Although many women prefer aerobic exercise to weight training, both strength and cardiovascular exercises are necessary to effectively tone muscle and fight age-related weight gain. Aerobics are important because they burn more calories on a short-term basis, which encourages weight loss and weight maintenance; resistance training is the key to building lean muscle mass, which burns more calories than fat when the body is at rest.

How to Exercise

To maintain a healthy weight, tone muscle and improve bone health, aim to meet the American College of Sports Medicine’s recommendations for physical activity. The ACSM suggests at least 150 minutes per week of moderate-intensity exercise that includes two or three resistance training workouts. Simple aerobic choices include biking, jogging, dancing, step aerobics, swimming or using a treadmill or elliptical. When you lift weights, do two to four sets of each exercise with 10 to 15 reps in each set. Start with light weights and work up to heavier dumbbells as you get stronger. Try presses, rows, curls, lifts and ab work. Weight bearing exercises, in which your body weight is used as resistance, are especially helpful at maintaining muscle mass and proper bone density. Try pushups, pullups, squats, lunges and situps.

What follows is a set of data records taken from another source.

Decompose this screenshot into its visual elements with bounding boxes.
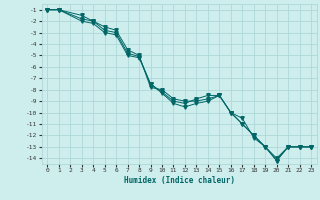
X-axis label: Humidex (Indice chaleur): Humidex (Indice chaleur) (124, 176, 235, 185)
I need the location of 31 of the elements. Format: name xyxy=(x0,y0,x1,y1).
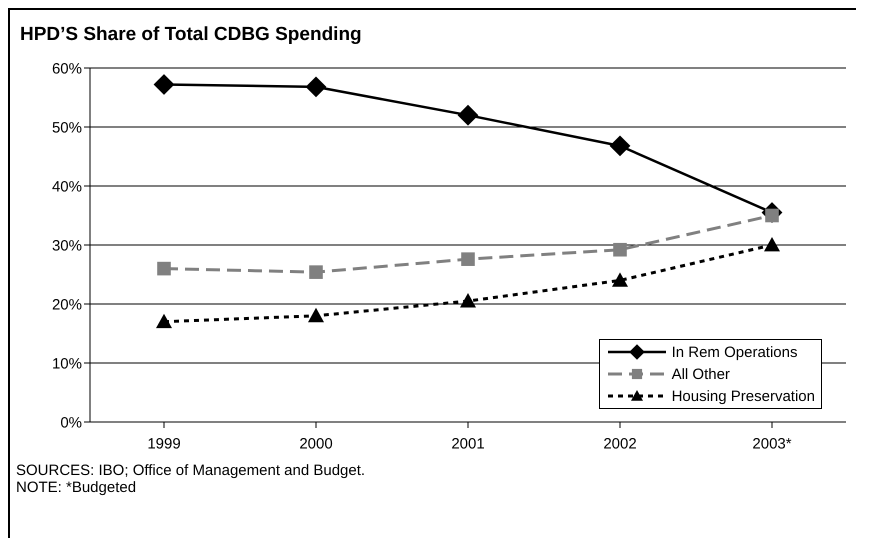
point xyxy=(612,272,628,287)
y-tick-label: 10% xyxy=(52,355,82,372)
point xyxy=(610,135,630,156)
point xyxy=(458,104,478,126)
legend-label: In Rem Operations xyxy=(672,344,798,360)
point xyxy=(306,76,326,98)
point xyxy=(154,74,174,95)
x-tick-label: 2001 xyxy=(451,436,485,453)
point xyxy=(460,293,476,308)
y-tick-label: 50% xyxy=(52,119,82,136)
y-tick-label: 20% xyxy=(52,296,82,314)
point xyxy=(764,237,780,252)
legend-label: Housing Preservation xyxy=(672,388,815,404)
legend-label: All Other xyxy=(672,366,730,382)
x-tick-label: 2000 xyxy=(299,436,333,453)
point xyxy=(613,242,627,257)
y-tick-label: 0% xyxy=(60,414,82,432)
x-tick-label: 2002 xyxy=(603,436,637,453)
point xyxy=(157,262,171,276)
point xyxy=(308,308,324,322)
point xyxy=(461,252,475,266)
point xyxy=(156,314,172,328)
y-tick-label: 30% xyxy=(52,237,82,254)
source-note: SOURCES: IBO; Office of Management and Budget. xyxy=(16,462,366,479)
y-tick-label: 40% xyxy=(52,178,82,196)
point xyxy=(309,265,323,279)
y-tick-label: 60% xyxy=(52,60,82,78)
chart-title: HPD’S Share of Total CDBG Spending xyxy=(19,23,363,47)
x-tick-label: 2003* xyxy=(752,436,792,453)
x-tick-label: 1999 xyxy=(147,436,181,453)
text: NOTE: *Budgeted xyxy=(16,479,138,496)
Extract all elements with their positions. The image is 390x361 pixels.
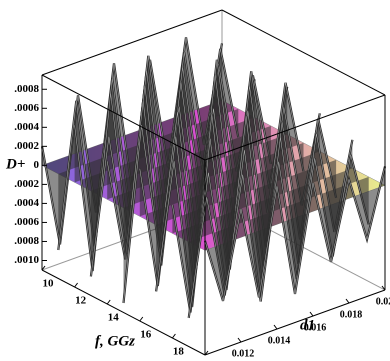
- y-tick-label: 0.016: [304, 322, 327, 333]
- x-tick-label: 18: [173, 346, 185, 358]
- y-axis-label: d1: [300, 317, 315, 333]
- x-tick: [171, 333, 176, 339]
- x-tick-label: 12: [75, 295, 87, 307]
- y-tick: [273, 324, 278, 330]
- z-tick-label: .0008: [14, 235, 39, 247]
- z-tick-label: .0006: [14, 102, 39, 114]
- y-tick: [237, 337, 242, 343]
- z-tick-label: .0004: [14, 121, 39, 133]
- z-tick-label: 0: [34, 159, 40, 171]
- surface-ribbon: [107, 71, 288, 266]
- x-tick-label: 16: [140, 329, 152, 341]
- z-tick-label: .0008: [14, 83, 39, 95]
- x-tick-label: 14: [108, 312, 120, 324]
- surface-ribbon: [139, 107, 320, 286]
- surface-ribbon: [42, 37, 222, 245]
- z-tick-label: .0004: [14, 197, 39, 209]
- box-edge: [204, 289, 386, 356]
- x-tick: [204, 350, 209, 356]
- box-edge: [204, 94, 386, 161]
- y-tick-label: 0.018: [340, 309, 363, 320]
- y-tick-label: 0.012: [232, 348, 255, 359]
- box-edge: [221, 9, 386, 96]
- x-tick: [139, 316, 144, 322]
- x-axis-label: f, GGz: [95, 333, 135, 349]
- x-tick: [41, 265, 46, 271]
- front-layer: .0008 .0006 .0004 .0002 0 .0002 .0004 .0006 .000…: [14, 9, 390, 359]
- surface-ribbon: [188, 154, 369, 318]
- x-tick: [106, 299, 111, 305]
- y-tick: [309, 311, 314, 317]
- y-tick-label: 0.014: [268, 335, 291, 346]
- z-axis-label: D+: [5, 156, 25, 172]
- y-tick: [381, 285, 386, 291]
- z-tick-label: .0002: [14, 140, 39, 152]
- x-tick-label: 10: [43, 278, 55, 290]
- box-edge: [41, 269, 206, 356]
- z-tick-label: .0006: [14, 216, 39, 228]
- z-tick-label: .0002: [14, 178, 39, 190]
- surface-layer: [40, 37, 387, 319]
- y-tick: [345, 298, 350, 304]
- z-tick-label: .0010: [14, 254, 39, 266]
- y-tick-label: 0.020: [376, 296, 390, 307]
- x-tick: [74, 282, 78, 288]
- box-edge: [41, 9, 223, 76]
- surface-ribbon: [205, 166, 385, 301]
- surface-highlight: [204, 166, 386, 302]
- box-edge: [41, 74, 206, 161]
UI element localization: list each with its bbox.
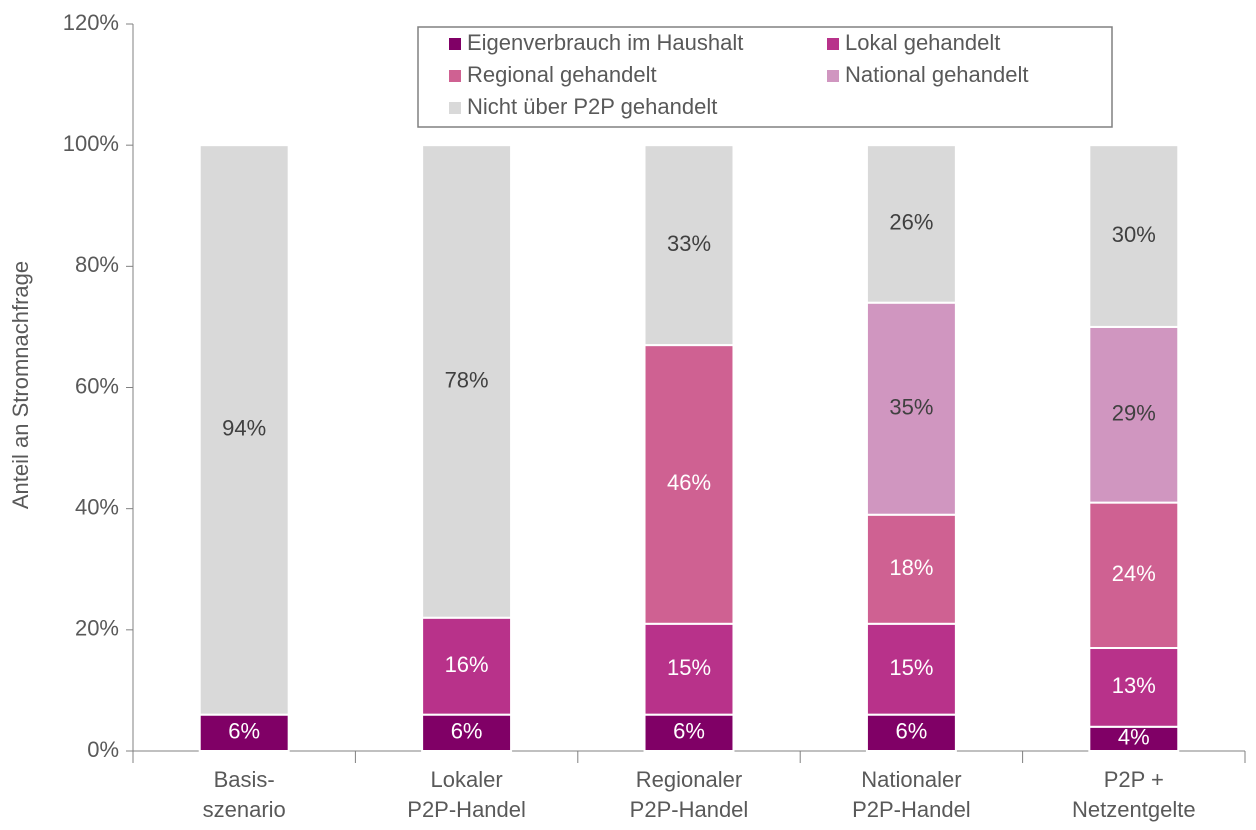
y-axis-label: Anteil an Stromnachfrage — [8, 261, 33, 509]
bar-segment — [198, 144, 290, 716]
y-tick-label: 20% — [75, 616, 119, 641]
bar-segment — [865, 513, 957, 625]
value-label: 24% — [1112, 561, 1156, 586]
legend-swatch — [827, 70, 839, 82]
value-label: 6% — [451, 719, 483, 744]
y-tick-label: 100% — [63, 131, 119, 156]
value-label: 6% — [673, 719, 705, 744]
x-tick-label: P2P + Netzentgelte — [1072, 767, 1196, 822]
value-label: 15% — [889, 655, 933, 680]
legend-label: Nicht über P2P gehandelt — [467, 94, 717, 119]
bar-segment — [1088, 325, 1180, 504]
legend-label: Lokal gehandelt — [845, 30, 1000, 55]
bar-segment — [643, 713, 735, 753]
y-tick-label: 60% — [75, 373, 119, 398]
bar-segment — [865, 622, 957, 716]
y-tick-label: 120% — [63, 10, 119, 35]
bar-segment — [1088, 144, 1180, 328]
legend-label: Regional gehandelt — [467, 62, 657, 87]
legend-swatch — [827, 38, 839, 50]
bar-segment — [421, 144, 513, 619]
bar-segment — [865, 301, 957, 516]
value-label: 26% — [889, 210, 933, 235]
value-label: 30% — [1112, 222, 1156, 247]
legend-label: National gehandelt — [845, 62, 1028, 87]
y-tick-label: 80% — [75, 252, 119, 277]
value-label: 29% — [1112, 401, 1156, 426]
y-tick-label: 0% — [87, 737, 119, 762]
y-tick-label: 40% — [75, 494, 119, 519]
value-label: 15% — [667, 655, 711, 680]
x-tick-label: Regionaler P2P-Handel — [629, 767, 749, 822]
bar-segment — [1088, 501, 1180, 650]
legend-label: Eigenverbrauch im Haushalt — [467, 30, 743, 55]
legend-box — [417, 26, 1113, 128]
bar-segment — [1088, 647, 1180, 728]
value-label: 94% — [222, 416, 266, 441]
bar-segment — [865, 144, 957, 304]
value-label: 46% — [667, 470, 711, 495]
legend-swatch — [449, 70, 461, 82]
x-tick-label: Basis- szenario — [202, 767, 286, 822]
legend-swatch — [449, 38, 461, 50]
value-label: 18% — [889, 555, 933, 580]
x-tick-label: Nationaler P2P-Handel — [852, 767, 971, 822]
bar-segment — [1088, 725, 1180, 752]
value-label: 6% — [896, 719, 928, 744]
bar-segment — [865, 713, 957, 753]
bar-segment — [421, 616, 513, 716]
bar-segment — [421, 713, 513, 753]
bar-segment — [198, 713, 290, 753]
value-label: 4% — [1118, 725, 1150, 750]
bar-segment — [643, 144, 735, 347]
bar-segment — [643, 344, 735, 625]
legend-swatch — [449, 102, 461, 114]
x-tick-label: Lokaler P2P-Handel — [407, 767, 526, 822]
value-label: 35% — [889, 395, 933, 420]
value-label: 13% — [1112, 673, 1156, 698]
value-label: 33% — [667, 231, 711, 256]
value-label: 78% — [445, 367, 489, 392]
value-label: 16% — [445, 652, 489, 677]
value-label: 6% — [228, 719, 260, 744]
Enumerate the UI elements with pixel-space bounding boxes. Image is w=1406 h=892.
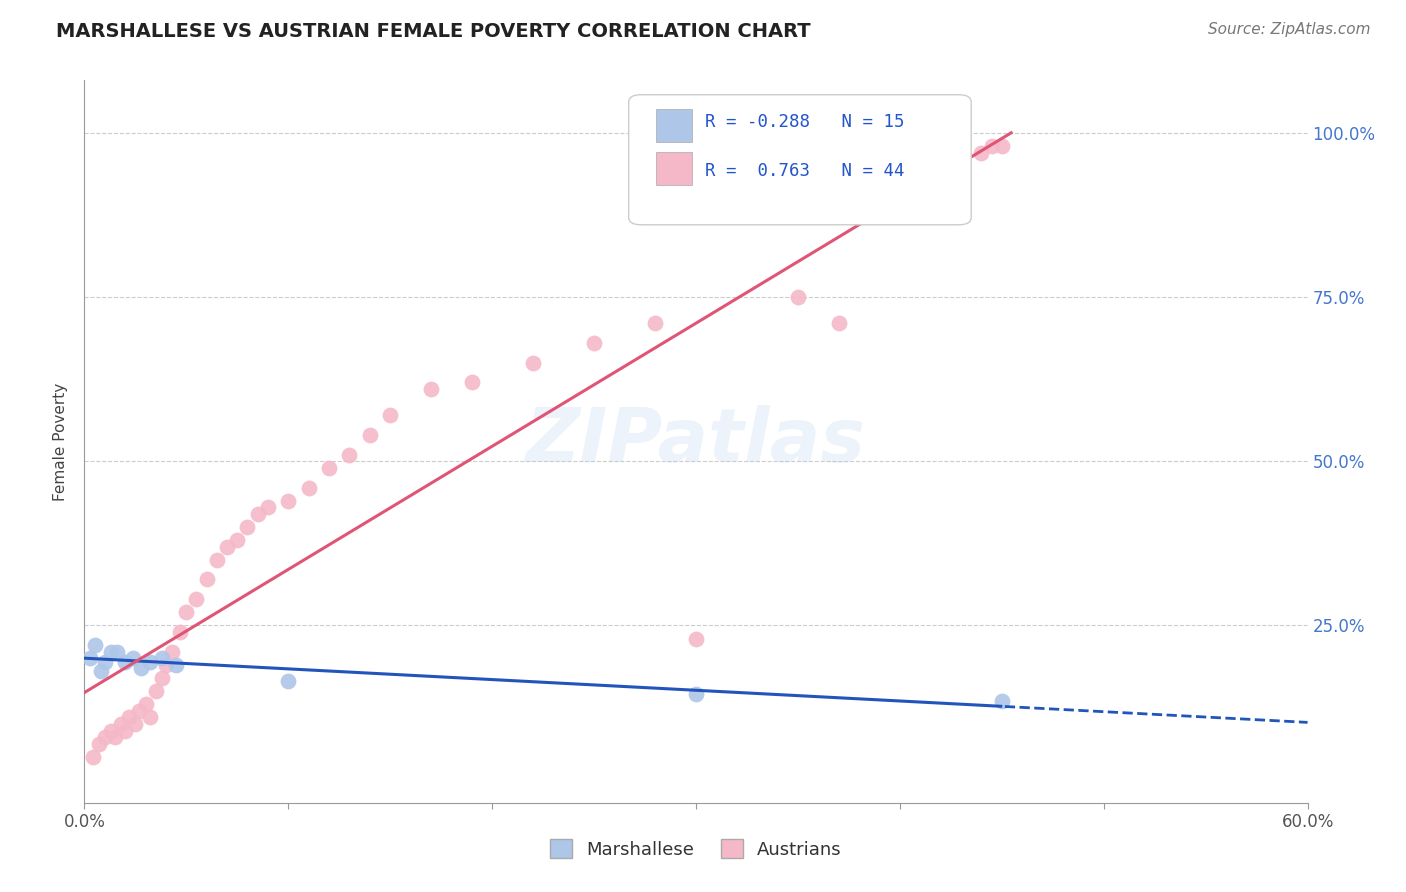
Legend: Marshallese, Austrians: Marshallese, Austrians — [543, 832, 849, 866]
Point — [124, 717, 146, 731]
Point — [186, 592, 208, 607]
Text: MARSHALLESE VS AUSTRIAN FEMALE POVERTY CORRELATION CHART: MARSHALLESE VS AUSTRIAN FEMALE POVERTY C… — [56, 22, 811, 41]
Y-axis label: Female Poverty: Female Poverty — [53, 383, 69, 500]
Point — [82, 749, 104, 764]
Point — [461, 376, 484, 390]
FancyBboxPatch shape — [628, 95, 972, 225]
Point — [100, 723, 122, 738]
Point — [298, 481, 321, 495]
Point — [131, 661, 153, 675]
Point — [226, 533, 249, 547]
Point — [277, 674, 299, 689]
Point — [122, 651, 145, 665]
Point — [114, 655, 136, 669]
Point — [991, 139, 1014, 153]
Point — [79, 651, 101, 665]
Point — [970, 145, 993, 160]
Point — [114, 723, 136, 738]
Point — [236, 520, 259, 534]
Point — [150, 651, 173, 665]
Point — [277, 493, 299, 508]
Point — [980, 139, 1002, 153]
Point — [100, 645, 122, 659]
Text: R =  0.763   N = 44: R = 0.763 N = 44 — [704, 161, 904, 179]
Text: Source: ZipAtlas.com: Source: ZipAtlas.com — [1208, 22, 1371, 37]
Point — [169, 625, 191, 640]
Text: ZIPatlas: ZIPatlas — [526, 405, 866, 478]
Point — [950, 145, 973, 160]
Point — [87, 737, 110, 751]
Point — [118, 710, 141, 724]
Point — [104, 730, 127, 744]
Point — [217, 540, 239, 554]
Point — [991, 694, 1014, 708]
Point — [380, 409, 402, 423]
Point — [420, 382, 443, 396]
Point — [135, 698, 157, 712]
Point — [110, 717, 132, 731]
Point — [685, 687, 707, 701]
Point — [138, 710, 160, 724]
Point — [93, 655, 115, 669]
Point — [174, 605, 197, 619]
FancyBboxPatch shape — [655, 153, 692, 185]
Point — [160, 645, 183, 659]
Point — [138, 655, 160, 669]
Point — [128, 704, 150, 718]
Point — [155, 657, 177, 672]
Point — [787, 290, 810, 304]
Point — [257, 500, 280, 515]
Point — [195, 573, 218, 587]
Point — [522, 356, 544, 370]
Point — [105, 645, 128, 659]
Point — [685, 632, 707, 646]
Point — [828, 316, 851, 330]
Point — [205, 553, 228, 567]
FancyBboxPatch shape — [655, 109, 692, 142]
Point — [165, 657, 187, 672]
Point — [145, 684, 167, 698]
Point — [318, 460, 340, 475]
Point — [339, 448, 361, 462]
Text: R = -0.288   N = 15: R = -0.288 N = 15 — [704, 113, 904, 131]
Point — [583, 336, 606, 351]
Point — [644, 316, 666, 330]
Point — [90, 665, 112, 679]
Point — [150, 671, 173, 685]
Point — [359, 428, 381, 442]
Point — [93, 730, 115, 744]
Point — [246, 507, 269, 521]
Point — [83, 638, 105, 652]
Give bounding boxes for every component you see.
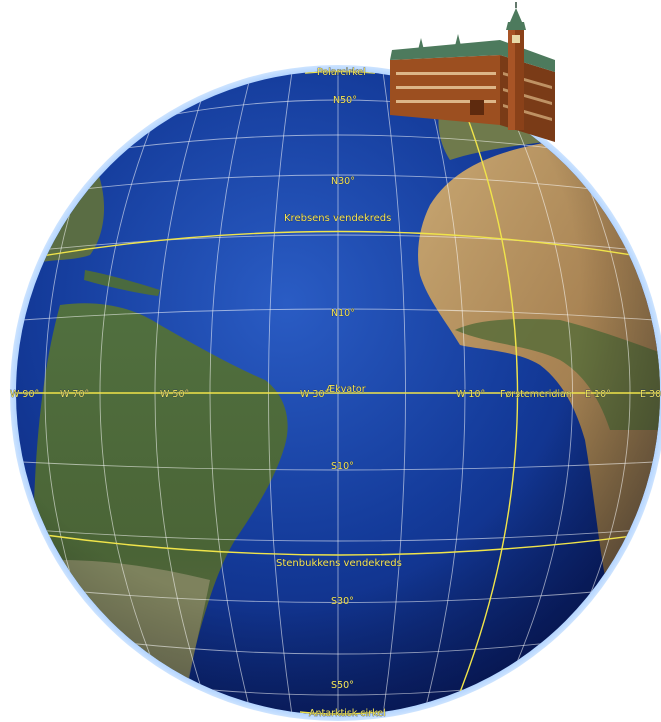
e10-label: E 10° — [585, 389, 611, 400]
antarctic-circle-label: Antarktisk cirkel — [309, 708, 386, 719]
arctic-circle-line — [304, 71, 376, 74]
antarctic-circle-line — [299, 711, 381, 715]
tropic-of-capricorn-line — [44, 534, 641, 556]
w10-label: W 10° — [456, 389, 485, 400]
w70-label: W 70° — [60, 389, 89, 400]
w30-label: W 30° — [300, 389, 329, 400]
special-lines — [16, 71, 660, 715]
n50-label: N50° — [333, 95, 357, 106]
e30-label: E 30 — [640, 389, 661, 400]
s50-label: S50° — [331, 680, 354, 691]
tropic-capricorn-label: Stenbukkens vendekreds — [276, 558, 402, 569]
arctic-circle-label: Polarcirkel — [317, 67, 366, 78]
w90-label: W 90° — [10, 389, 39, 400]
prime-meridian-line — [454, 84, 519, 706]
s10-label: S10° — [331, 461, 354, 472]
w50-label: W 50° — [160, 389, 189, 400]
grid-labels: Polarcirkel N50° N30° Krebsens vendekred… — [10, 67, 661, 720]
tropic-of-cancer-line — [29, 230, 651, 259]
globe: Polarcirkel N50° N30° Krebsens vendekred… — [10, 65, 661, 721]
prime-meridian-label: Førstemeridian — [500, 389, 572, 400]
tropic-cancer-label: Krebsens vendekreds — [284, 213, 391, 224]
equator-label: Ækvator — [326, 384, 366, 395]
copenhagen-city-hall-icon — [390, 2, 555, 142]
n30-label: N30° — [331, 176, 355, 187]
meridian-e10 — [504, 99, 573, 691]
s30-label: S30° — [331, 596, 354, 607]
n10-label: N10° — [331, 308, 355, 319]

How you eat is just as important as how you exercise. Reduce or eliminate processed foods, refined sugar and foods high in saturated fat. Instead, focus on getting plenty of vegetables, fruits, whole grains, lean proteins and healthy fats into your diet. Choose foods that have a low energy density, meaning they provide a maximum amount of vitamins and minerals with a low calorie count per serving. You may also need to eat less to maintain your weight. The Mayo Clinic suggests that as women enter their 50s, they need about 200 fewer daily calories than they did in their 30s and 40s.


The healthiest way to exercise is to ease into any new activity. If you aren’t used to working out regularly, build up slowly and start with short sessions. Get approval from a doctor before beginning any exercise plan, especially if you have a medical condition. Finally, keep in mind that outside factors, such as stress and the amount of sleep you get, can influence weight gain. If you notice significant and unexplained weight gain as you enter middle age, see your doctor.